曲轻希凄然一笑:“芜宛,如今我连他的面都见不到,还如何不惜一切代价?”
芜宛沉吟片刻,“奴婢还打探到,公孙公子前来探望公子,待了一炷香的时间便匆匆离去,因而奴婢想,世子的伤势可能有变。”
曲轻希诧异:“你说什么?”
“公孙公子离开后,奴婢又见李墨吩咐别院的下人准备客房,似乎是为公孙公子准备的。”芜宛继续道。
曲轻希神色凝重起来,“芜宛,你说那个女人在世子哥哥伤重的时候不让任何人接近世子哥哥,究竟意欲何为?”
芜宛微微变色:“小姐的意思是这个女人意图在世子伤重期间围困世子?”
“世子哥哥乃汾阳侯唯一的继承人,如若世子哥哥出事,那汾阳侯府便会……”曲轻希话锋一转:“芜宛,你密切注意世子哥哥住处的动向,还有,如若公孙公子再来,你就拦住他,将人请到我这里。”
芜宛道:“是!”
“芜宛。
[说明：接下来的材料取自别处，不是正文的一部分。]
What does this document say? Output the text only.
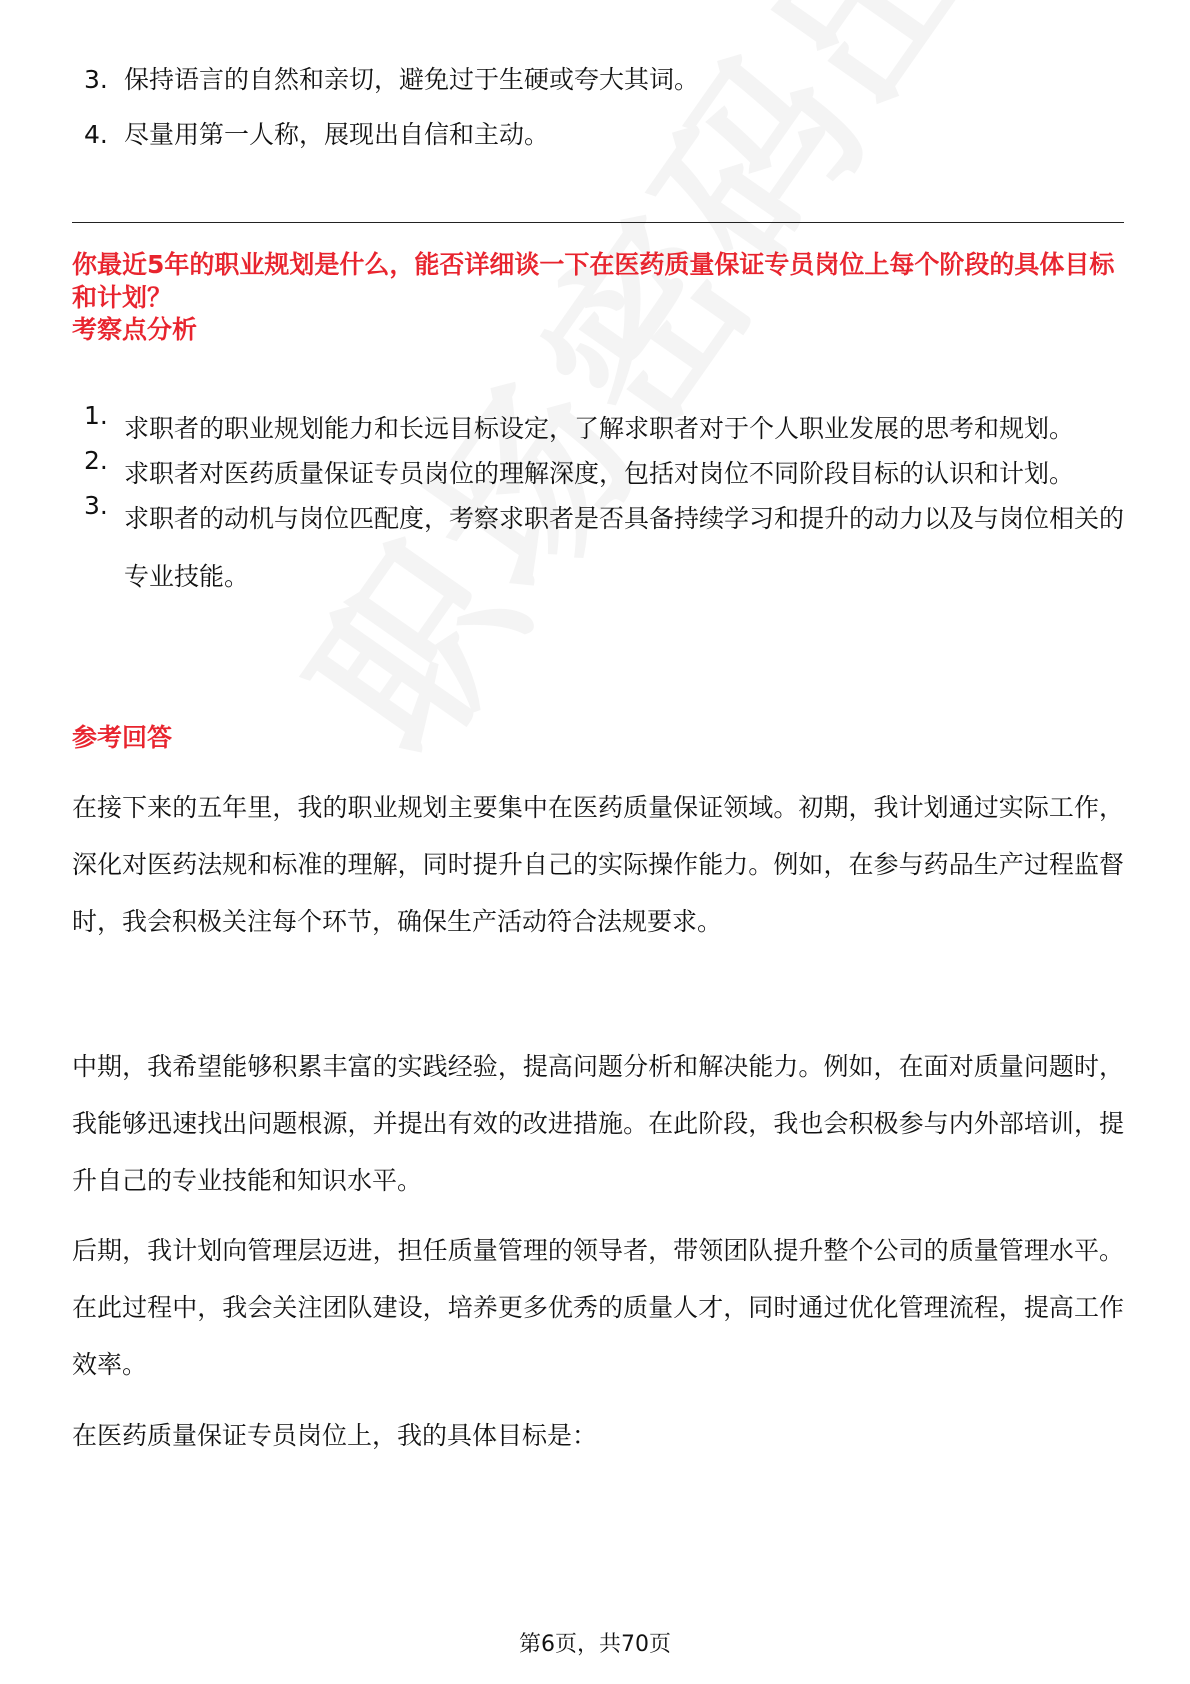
3. 保持语言的自然和亲切，避免过于生硬或夸大其词。
4. 尽量用第一人称，展现出自信和主动。
你最近5年的职业规划是什么，能否详细谈一下在医药质量保证专员岗位上每个阶段的具体目标和计划？
考察点分析
1. 求职者的职业规划能力和长远目标设定，了解求职者对于个人职业发展的思考和规划。
2. 求职者对医药质量保证专员岗位的理解深度，包括对岗位不同阶段目标的认识和计划。
3. 求职者的动机与岗位匹配度，考察求职者是否具备持续学习和提升的动力以及与岗位相关的专业技能。
参考回答

在接下来的五年里，我的职业规划主要集中在医药质量保证领域。初期，我计划通过实际工作，深化对医药法规和标准的理解，同时提升自己的实际操作能力。例如，在参与药品生产过程监督时，我会积极关注每个环节，确保生产活动符合法规要求。

中期，我希望能够积累丰富的实践经验，提高问题分析和解决能力。例如，在面对质量问题时，我能够迅速找出问题根源，并提出有效的改进措施。在此阶段，我也会积极参与内外部培训，提升自己的专业技能和知识水平。

后期，我计划向管理层迈进，担任质量管理的领导者，带领团队提升整个公司的质量管理水平。在此过程中，我会关注团队建设，培养更多优秀的质量人才，同时通过优化管理流程，提高工作效率。

在医药质量保证专员岗位上，我的具体目标是：

第6页，共70页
”曲轻希低头轻声道:“我知道世子哥哥不爱我,可是既然我是他的未婚妻,就必须尽我所能保护他,尽我所能保护汾阳侯府,谁若想伤害他,那便是与我曲轻希过不去,与我曲家为敌!”
她很清楚,自先帝去世以来,世子哥哥便千方百计地寻着方法解除婚约,如若她硬碰硬,最终只会招来他更多的厌恶,因而她选择了另一条路,先顺着他的心意,在暗中图谋。
所以一个月前,她提出让他护送她来风云城为秦老家主祝寿,并且言明,如若他还是不能接受她,那么回京后她便亲自向皇上请旨,退了婚事。
她有自信,只要他了解了自己,认清了自己的好,一定会接受自己。
这一路上,她按下自尊,收起骄傲,不断地迎合着他的喜好,更不顾颜面扫地地探问他心底的那个女子。
即便心底痛苦不已,她也笑着聆听着他的回忆。
三个月,仅仅是三个月的时间,那个女人竟然就取代了她的位置!
她爱了他十多年,自从第一次在汾阳侯府见到他,她便喜欢上他了,那时候,他就像一阵风,总是来去无踪,让她能够触摸却始终不能抓住,可是没关系,那时她还小,她还有很多的时间。
汾阳侯夫人和母亲交好,也很喜欢她,于是她有了更多的时间出现在他身边,情窦初开的心,满满的只有一个人的影子。
后来,汾阳侯夫人向母亲提出,要她当汾阳侯世子夫人,那时,她几乎欣喜若狂,可是不久后,先帝便放了话出来,要亲自为他指婚。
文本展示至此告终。